United Insurance Company Limited has reported a significant decline in profitability for the first quarter (January–March) of the current financial year, reflecting growing pressure from higher claim settlements and weaker returns from investments.
According to the unaudited financial statements published on Wednesday via the Dhaka Stock Exchange (DSE) website, the insurer’s earnings per share (EPS) nearly halved compared with the same period last year, highlighting mounting operational and financial strain within the business.
Profit performance under pressure
For the first quarter of 2026, the company recorded an EPS of 0.24 taka, down from 0.45 taka in the corresponding period of the previous year. This represents a decline of approximately 46 per cent year-on-year.
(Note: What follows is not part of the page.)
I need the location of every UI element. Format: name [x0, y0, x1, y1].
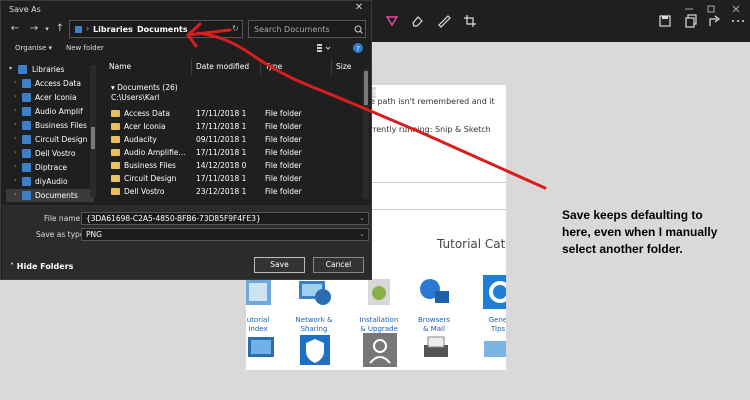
red-arrow-annotation	[186, 22, 547, 190]
arrow-stroke	[196, 31, 547, 190]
The company attributed this downturn primarily to increased claim settlement obligations alongside reduced income from its investment portfolio.
Industry observers note that general insurance companies typically rely on two core income streams: underwriting profit from premiums and returns generated from investments. Any disruption in either area can have an immediate impact on profitability, as seen in this case.
Cash flow deterioration
Alongside weaker earnings, United Insurance also experienced a sharp deterioration in operating cash flow. The net operating cash flow per share (NOCFPS) fell to a negative 2.79 taka during the quarter, compared with a positive 0.11 taka in the same period last year. The company linked this reversal to higher payouts for policyholder claims and comparatively lower premium collection during the period.
Despite these setbacks in earnings and cash flow, the company’s net asset value per share (NAVPS) showed a modest improvement, indicating a relatively stronger balance sheet position.
Key financial indicators
| Financial Indicator |
Jan–Mar 2026 |
Jan–Mar 2025 |
Change |
| Earnings Per Share (EPS) |
0.24 taka |
0.45 taka |
-46% |
| Net Operating Cash Flow Per Share (NOCFPS) |
-2.79 taka |
0.11 taka |
Significant decline |
| Net Asset Value Per Share (NAVPS) |
32.11 taka (31 Mar 2026) |
31.04 taka (31 Dec 2025) |
+3.4% |
Sector implications
Market analysts suggest that the company’s performance reflects broader volatility in the insurance sector, where profitability is closely tied to claim frequency, claim size, and investment market conditions. Rising claim settlements can quickly erode underwriting margins, particularly if premium growth does not keep pace.
While the increase in net asset value indicates underlying stability, the sharp fall in cash flow and earnings suggests short-term financial pressure. Analysts expect insurers to focus on tightening underwriting standards and improving investment efficiency to stabilise earnings in the coming quarters.
Overall, the results highlight the delicate balance insurance companies must maintain between risk exposure and financial performance in an increasingly challenging operating environment.